For the past two months my three year old has become quite clingy and very upset at Nursery drop off time. It would start when he woke up and claimed that he didn’t like it and didn’t want to go. This continued on the car journey and ended with me in tears as he screamed and I walked away; the age old dilemna of the working parent, vowing not to turn around and catch your child’s eye as they sob and screamed your name in a way that made you feel as though you are offering them up to some wicked child eating God and would never see them again. Working mum’s guilt.
Each day it would take me roughly an hour after I’d dropped him off to calm down and feel less traumatized, and I’m sure you will not be surprised that it took him around 4 minutes to recover and become engrossed it playing with his little friends and forgetting all about his tearful mummy.
During this awful period which I’m sure almost every working parent goes through at some time, I tried every tactic I knew in the book; for crying out loud, he is child number three, surely by now I should be hardened to this and know it’s a phase?! Well no, it appears not, in actual fact the mothers guilt in my experience does not appear to ease with subsequent children and there were days I did question whether I should be working at all. Working mum’s guilt.

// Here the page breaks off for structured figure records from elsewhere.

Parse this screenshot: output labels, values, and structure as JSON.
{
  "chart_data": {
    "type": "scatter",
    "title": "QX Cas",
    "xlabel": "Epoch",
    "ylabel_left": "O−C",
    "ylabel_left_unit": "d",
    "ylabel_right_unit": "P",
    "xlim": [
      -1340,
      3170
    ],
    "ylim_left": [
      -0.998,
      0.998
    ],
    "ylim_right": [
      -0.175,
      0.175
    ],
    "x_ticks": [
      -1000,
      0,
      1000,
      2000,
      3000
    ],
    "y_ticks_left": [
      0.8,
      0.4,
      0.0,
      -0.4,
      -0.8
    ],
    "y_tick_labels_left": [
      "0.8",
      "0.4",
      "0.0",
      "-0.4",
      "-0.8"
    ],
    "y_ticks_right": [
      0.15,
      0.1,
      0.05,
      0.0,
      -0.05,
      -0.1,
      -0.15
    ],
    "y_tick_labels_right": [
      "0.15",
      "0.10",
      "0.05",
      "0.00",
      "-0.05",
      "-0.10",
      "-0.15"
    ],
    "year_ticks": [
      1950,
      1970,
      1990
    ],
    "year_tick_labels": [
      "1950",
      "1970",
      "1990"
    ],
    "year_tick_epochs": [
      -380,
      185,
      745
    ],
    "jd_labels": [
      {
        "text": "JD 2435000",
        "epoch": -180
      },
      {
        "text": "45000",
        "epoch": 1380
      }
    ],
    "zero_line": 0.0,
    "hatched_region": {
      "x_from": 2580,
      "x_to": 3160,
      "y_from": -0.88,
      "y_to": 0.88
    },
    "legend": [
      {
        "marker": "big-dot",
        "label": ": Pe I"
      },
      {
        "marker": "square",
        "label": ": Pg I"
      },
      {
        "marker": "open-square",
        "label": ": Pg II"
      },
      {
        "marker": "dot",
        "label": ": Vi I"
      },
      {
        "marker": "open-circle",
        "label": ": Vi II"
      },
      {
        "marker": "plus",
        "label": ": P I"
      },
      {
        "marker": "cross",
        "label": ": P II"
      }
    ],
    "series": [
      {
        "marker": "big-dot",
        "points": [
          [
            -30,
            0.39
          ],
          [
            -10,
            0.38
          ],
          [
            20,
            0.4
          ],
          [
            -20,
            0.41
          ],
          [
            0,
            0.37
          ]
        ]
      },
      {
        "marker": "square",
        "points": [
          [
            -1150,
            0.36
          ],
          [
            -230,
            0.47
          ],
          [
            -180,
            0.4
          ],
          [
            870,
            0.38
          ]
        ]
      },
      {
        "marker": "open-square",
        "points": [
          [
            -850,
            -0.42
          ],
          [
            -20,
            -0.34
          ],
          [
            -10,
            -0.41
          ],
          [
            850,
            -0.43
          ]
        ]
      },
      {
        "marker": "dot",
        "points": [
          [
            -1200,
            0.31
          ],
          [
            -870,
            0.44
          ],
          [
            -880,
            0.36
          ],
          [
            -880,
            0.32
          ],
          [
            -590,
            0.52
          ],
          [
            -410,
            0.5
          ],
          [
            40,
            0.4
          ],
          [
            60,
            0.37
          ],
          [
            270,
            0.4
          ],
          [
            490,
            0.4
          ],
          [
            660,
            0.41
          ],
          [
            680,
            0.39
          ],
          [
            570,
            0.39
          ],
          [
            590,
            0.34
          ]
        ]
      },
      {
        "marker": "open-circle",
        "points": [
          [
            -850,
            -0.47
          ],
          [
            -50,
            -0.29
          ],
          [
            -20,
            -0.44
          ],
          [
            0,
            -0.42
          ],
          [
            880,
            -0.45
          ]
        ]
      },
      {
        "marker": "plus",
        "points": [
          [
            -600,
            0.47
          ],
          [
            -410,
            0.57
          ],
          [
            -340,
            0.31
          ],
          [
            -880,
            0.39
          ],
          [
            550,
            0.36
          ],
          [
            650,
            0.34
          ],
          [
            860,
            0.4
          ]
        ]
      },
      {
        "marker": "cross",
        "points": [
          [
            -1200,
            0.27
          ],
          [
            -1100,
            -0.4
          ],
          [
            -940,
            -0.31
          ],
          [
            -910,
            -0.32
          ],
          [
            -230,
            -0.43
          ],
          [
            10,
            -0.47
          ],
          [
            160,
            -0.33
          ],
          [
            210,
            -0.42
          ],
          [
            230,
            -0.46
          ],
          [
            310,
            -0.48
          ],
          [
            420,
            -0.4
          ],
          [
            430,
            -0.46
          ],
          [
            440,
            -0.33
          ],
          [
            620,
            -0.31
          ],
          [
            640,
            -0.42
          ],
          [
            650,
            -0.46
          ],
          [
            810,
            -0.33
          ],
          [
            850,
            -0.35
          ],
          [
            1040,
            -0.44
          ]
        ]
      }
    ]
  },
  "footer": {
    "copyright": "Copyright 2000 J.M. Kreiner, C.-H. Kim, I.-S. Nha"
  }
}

The light bulb moment for me came one day two weeks ago when my Mother in law took him. The next day I was reliably informed by her, Nursery and said three year old that not one tear was shed. The following day, my husband took him and again no tears.
For a further week we completely re jigged the morning routine so that my husband could take him and each day no tears.
Then a pinch point; the day arrive when there was only ME left to do the dreaded nursery drop off and I soon realised he knew which buttons to press. As soon as he knew it was me taking him it began: ‘I don’t like nursery, I want to stay at home with you Mummy’ it continued in the car, but this time I was ready!
I pulled myself together and instead of negotiating with him when we arrived; trying to explain how Mummy has to go to work and I wouldn’t be long, my reply that day was ‘Henry, you DO like Nursery because yesterday when I collected you, you didn’t want to leave and you told me how much you love it’. All he said was ‘OH!’ and then he gave me a kiss and a cuddle and off he went to play with his little friends and didn’t even look back.
Thankfully like most things with children it was a phase, but that knowledge and my experience with my other children did not prevent me from doubting my ability as a mother and my choice to work and run my own business.
I wonder what the next guilt trip will be, I’ve only been at it 9 years, I dread to think what’s to come.